全国46スキー場が脱炭素・サステナブル化推進
一般社団法人Protect Our Winters Japan(以下POW JAPAN)は、スキー場の脱炭素・サステナブル化を進める「サステナブル・リゾート・アライアンス(SRA)」を発足させ、2025-26シーズンに向けてその成果を発表しました。SRAは、2023年には16スキー場から始まり、現在では全国46スキー場に拡大しています。これにより、サスティナブルなスキー場経営と支援する滑り手の活動が全国的に推進されています。
サステナブル・リゾート・アライアンス(SRA)の成長
加盟スキー場の増加
SRAは、設立当初から年々加盟スキー場が増加し、現在では北海道から関西までの全国11都道府県に広がっています。これは、滑り手や地域の人々がサステナブルなアプローチを求めている証とも言えるでしょう。
POWチケットの導入
2024-25シーズンから、滑り手が直接サステナブルなスキー場を支援できるよう、寄付付きリフト券「POWチケット」が導入されました。初年度には7スキー場からスタートし、今期はその数が11に増えました。この取り組みにより、昨シーズンは1,196名から807,700円の寄付が集まり、環境施策に充てられました。
多様な取り組みの拡大
加盟スキー場では、環境への配慮がますます多様化しています。エネルギーの再生可能エネルギーの導入や、地域コミュニティとの連携による環境教育、さらにはフードロス削減に向けた食の見直しなど、さまざまな側面からサステナビリティに取り組んでいます。

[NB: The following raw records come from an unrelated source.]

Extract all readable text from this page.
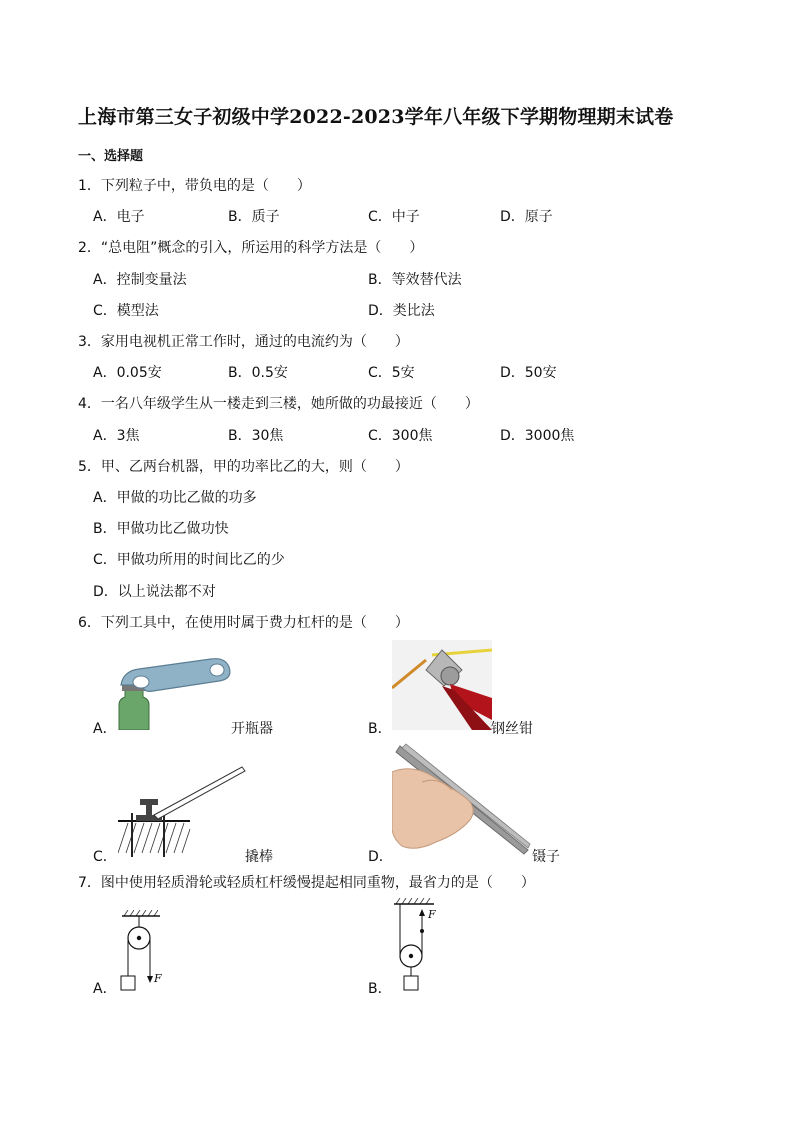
上海市第三女子初级中学2022-2023学年八年级下学期物理期末试卷
一、选择题
1．下列粒子中，带负电的是（　　）
A．电子	B．质子	C．中子	D．原子
2．“总电阻”概念的引入，所运用的科学方法是（　　）
A．控制变量法	B．等效替代法
C．模型法	D．类比法
3．家用电视机正常工作时，通过的电流约为（　　）
A．0.05安	B．0.5安	C．5安	D．50安
4．一名八年级学生从一楼走到三楼，她所做的功最接近（　　）
A．3焦	B．30焦	C．300焦	D．3000焦
5．甲、乙两台机器，甲的功率比乙的大，则（　　）
A．甲做的功比乙做的功多
B．甲做功比乙做功快
C．甲做功所用的时间比乙的少
D．以上说法都不对
6．下列工具中，在使用时属于费力杠杆的是（　　）
A．	开瓶器	B．	钢丝钳
C．	撬棒	D．	镊子
7．图中使用轻质滑轮或轻质杠杆缓慢提起相同重物，最省力的是（　　）
A．
F
B．
F
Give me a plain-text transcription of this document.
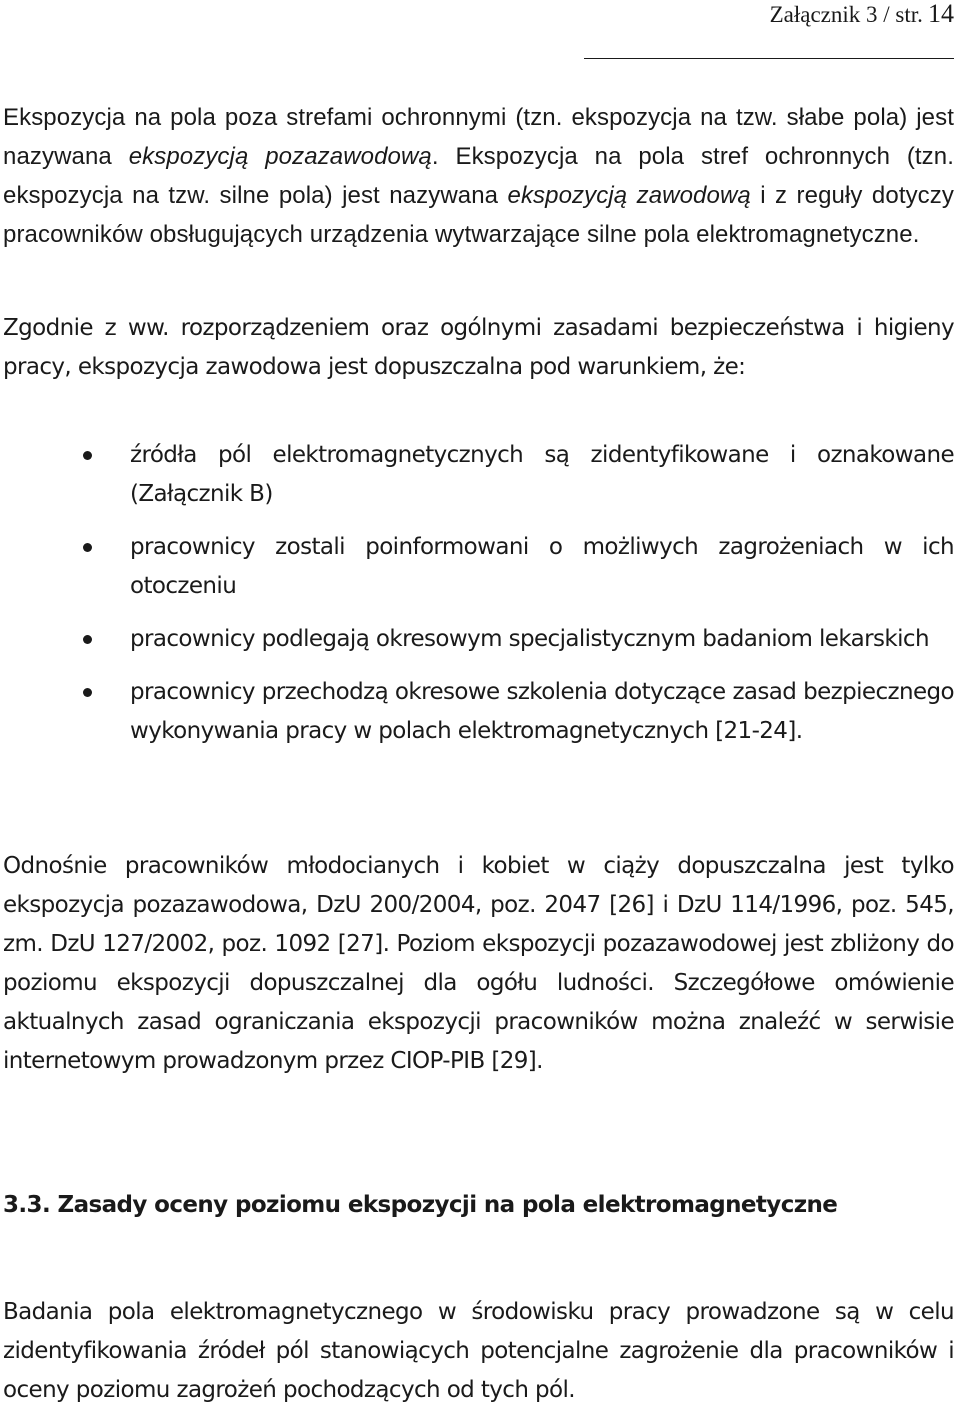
Załącznik 3 / str. 14

Ekspozycja na pola poza strefami ochronnymi (tzn. ekspozycja na tzw. słabe pola) jest nazywana ekspozycją pozazawodową. Ekspozycja na pola stref ochronnych (tzn. ekspozycja na tzw. silne pola) jest nazywana ekspozycją zawodową i z reguły dotyczy pracowników obsługujących urządzenia wytwarzające silne pola elektromagnetyczne.

Zgodnie z ww. rozporządzeniem oraz ogólnymi zasadami bezpieczeństwa i higieny pracy, ekspozycja zawodowa jest dopuszczalna pod warunkiem, że:

źródła pól elektromagnetycznych są zidentyfikowane i oznakowane (Załącznik B)
pracownicy zostali poinformowani o możliwych zagrożeniach w ich otoczeniu
pracownicy podlegają okresowym specjalistycznym badaniom lekarskich
pracownicy przechodzą okresowe szkolenia dotyczące zasad bezpiecznego wykonywania pracy w polach elektromagnetycznych [21-24].

Odnośnie pracowników młodocianych i kobiet w ciąży dopuszczalna jest tylko ekspozycja pozazawodowa, DzU 200/2004, poz. 2047 [26] i DzU 114/1996, poz. 545, zm. DzU 127/2002, poz. 1092 [27]. Poziom ekspozycji pozazawodowej jest zbliżony do poziomu ekspozycji dopuszczalnej dla ogółu ludności. Szczegółowe omówienie aktualnych zasad ograniczania ekspozycji pracowników można znaleźć w serwisie internetowym prowadzonym przez CIOP-PIB [29].

3.3. Zasady oceny poziomu ekspozycji na pola elektromagnetyczne

Badania pola elektromagnetycznego w środowisku pracy prowadzone są w celu zidentyfikowania źródeł pól stanowiących potencjalne zagrożenie dla pracowników i oceny poziomu zagrożeń pochodzących od tych pól.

SRA加盟スキー場が実施している具体的な環境への取り組み
再生可能エネルギーの利用
SRAに加盟する7つのスキー場は、施設で使用する全ての電力を再生可能エネルギー100%に切り替えました。一方で、12スキー場では段階的に再エネ電力メニューを導入中であり、各スキー場はその特性に応じた対応を進めています。また、野沢温泉スキー場などでは地域の未利用水を活用した小水力発電も行われています。
省エネ施策の強化
スキー場のナイター照明のLED化やエネルギー効率の高い設備への更新が進められています。これにより、エネルギー消費量の低減を目指しています。
森林保護と生態系の保全
間伐や適切な森林整備を通じて、CO₂の吸収を促進する取り組みが広がっています。例えば、白馬岩岳スノーフィールドでは間伐材を再利用したベンチを制作しています。
フードロスの削減
札幌テイネスキー場では、捨てられる食材を活用した「気まぐれおにぎり」を販売したり、各スキー場で地産地消メニューやヴィーガンメニューの導入が進められています。
プラスチックごみの削減
プラスチック容器の廃止やマイボトル使用の推奨といった施策により、多くのスキー場がゴミの削減に努めています。
地域との絆を深める取り組み
地域住民との協力も進行中です。戸隠スキー場では、生ごみを堆肥に活用する取り組みや、地域資源を使ったスノーパークの制作が行われています。また、地域住民や滑り手と共に進める環境保全活動も数多く実施されています。
スノーコミュニティとの交流
アクティブなスノーコミュニティが、各スキー場の取り組みを支え、広めています。さまざまなメーカーがサステナブルな取り組みを実践していることもあり、BOのアウトドアストア等での展示や啓蒙活動が活発化しています。
今後の展望
こうしたSRAの取り組みは、気候変動の影響を受けるスキー業界に新しい道を開くものと考えられています。関係者はスキーやスノーボードを次世代にも受け継ぎたいという強い意志を持ち、この課題に取り組んでいます。スキー場の実践が地域社会となり、さらには他のスノーリゾートへと波及することが期待されています。私たちは今後も、冬を守るための活動を共に進めていくと誓います。